(Nisan 2014; Los Angeles sokaklarında yağmurlu bir gecede, yolun ortasında dizlerinin üzerinde çökmüş ağlarken görülen adama ve onun hikayesinin kahramanına ithafen...)
Tam
da bugünkü gibi, uzmanların bile tanımlamakta zorlandıkları bol şimşekli, az
yağmurlu bir gündü. Kuvvetli ışık çarpmalarını üçbeş saniye sonra takip eden gökgürültülerinin,
sonradan alarmlanmış araçları zevksiz müzikçalarlara dönüştürdükleri türden bir
gün. Yaz mevsimi kaç yılda bir böyle gecikiyor ki? Haziran ne kadarda bir
Nisan’mış gibi yapıyor, bir düzeni var mı bu şaşırmışlığın acaba? Sanmam, bu
kadar gürültü hep düzensizliklerden gelir zaten.
O
günlerde de anlatılan efsaneler vardı, ağaca yıldırım düşünce, altında olduğu
için ölen insanlardan bahsedilirdi böyle havalarda. Pek de umrumuzda değildi
aslına bakarsanız. Ondan sadece birkaç gün önce olsa, hayatımızda daha kötü ne
olabilir ki düşüncesiyle kendimizi bırakıverirdik, oracıkta ölüversek kaç
yazardı ki diye düşünürdük. Oysa o gün tüm dünya başkalaşmıştı bizim gözümüzde.

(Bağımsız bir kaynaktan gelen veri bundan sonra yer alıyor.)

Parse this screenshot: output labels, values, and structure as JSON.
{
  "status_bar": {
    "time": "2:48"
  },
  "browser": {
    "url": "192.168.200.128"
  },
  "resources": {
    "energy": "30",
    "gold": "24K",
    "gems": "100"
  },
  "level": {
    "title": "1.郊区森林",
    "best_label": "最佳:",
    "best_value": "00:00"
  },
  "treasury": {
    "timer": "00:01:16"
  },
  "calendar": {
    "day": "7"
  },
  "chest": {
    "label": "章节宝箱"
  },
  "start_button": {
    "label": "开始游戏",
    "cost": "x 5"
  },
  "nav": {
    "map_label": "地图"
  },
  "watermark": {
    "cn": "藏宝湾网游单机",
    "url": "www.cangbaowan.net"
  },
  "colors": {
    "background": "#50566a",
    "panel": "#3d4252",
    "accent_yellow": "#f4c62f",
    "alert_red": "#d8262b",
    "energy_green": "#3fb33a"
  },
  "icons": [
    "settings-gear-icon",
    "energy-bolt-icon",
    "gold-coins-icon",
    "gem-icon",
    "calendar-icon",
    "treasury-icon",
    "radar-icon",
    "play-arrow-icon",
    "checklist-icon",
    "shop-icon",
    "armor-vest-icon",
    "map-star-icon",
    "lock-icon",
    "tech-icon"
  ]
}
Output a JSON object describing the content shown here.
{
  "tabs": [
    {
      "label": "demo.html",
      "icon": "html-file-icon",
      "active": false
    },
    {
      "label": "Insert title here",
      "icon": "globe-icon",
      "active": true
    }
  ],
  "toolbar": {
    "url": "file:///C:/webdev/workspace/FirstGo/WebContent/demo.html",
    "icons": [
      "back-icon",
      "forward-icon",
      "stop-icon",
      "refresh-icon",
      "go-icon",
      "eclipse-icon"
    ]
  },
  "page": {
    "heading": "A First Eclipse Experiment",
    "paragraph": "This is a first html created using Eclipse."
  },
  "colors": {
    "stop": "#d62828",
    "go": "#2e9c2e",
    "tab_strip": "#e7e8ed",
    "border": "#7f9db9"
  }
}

Ayrıca, şimdilerde farkediyorum da, biribirimize ölüvermek gibi sempatik
kelimelerle cesaret gösterisi yapıyormuşuz, delice korkuyorduk aslında ikimiz
de... Malum, çaresizlik ölümle aşık atmayı çok sever!
Aylar
boyunca yaşama sebebim haline gelmiş, bana ilk defa ciddi anlamda gelecek
planları yaptıran minik gamzeli kocaman gülümsemeli o kadının, parkta saçıma
düşen yaprağı söylermiş gibi bir sıradanlıkla baba olma ihtimalimden
bahsetmesinin üzerinden sadece üç gün geçmişti. O hep öyleydi zaten, kolay
söylenecek her şey için taklalar atarken, hayati mevzuları bir çırpıda
çıkarıverirdi dudaklarından. Hiç zora gelmediğini, ağır yükleri hemen atıp
hafiflemeyi sevdiğini söylediğimde gülümserdi. Gülümsediğinde gözleri kısılırdı
ve sanki yeşile çalan bakışları kaybolduğunda saçlarının bile rengi
koyulaşırdı. Üniversiteye yeni başlamış gencecik çocuklardan, sorumlulukları
birden ağırlaşan kocaman insanlara geçişimizi ilan ettiği bu durumu söylerken
de gülümsüyordu işte. Ve o her gülümsediğinde ben sebebini umursamaksızın ona
bir kez daha, bir kez daha aşık oluyordum.
Bana
bu haberi verişinin birkaç gün sonrasında, biz şimdi yaşamın mizah seven
yanının sempatik kurbanları olarak bir Haziran Pazar’ında, Atakule’den öykünüp
Ata’nın Bahçesi dediğimiz Botanik’te bir ağaç altında sırılsıklam olmuşken,
bizden daha da çok ıslanabilmiş bankta birbirimize sarılmış gülümsüyorduk. O
günkü beklenmedik haberin şaşkınlığını atmamız sadece birkaç saat sürmüştü.
Birini gerçekten seviyorsan, aşılamaz zorluklarla karşılaşmayı bekliyorsun
galiba içten içe. Ona ‘bak seni o kadar seviyorum ki,...’ diye başlayan
cümleler kurarak hayata meydan okuyuşunu göstermek istiyorsun. Şimdi yirmi sene
öncesine bakıp o dönemlerimizi tanımlamaya çalışıyorum da sonuca ulaşamıyorum
bir türlü, daha mı cesur oluyorsun acaba, yoksa daha mı cahil o yaşlarda?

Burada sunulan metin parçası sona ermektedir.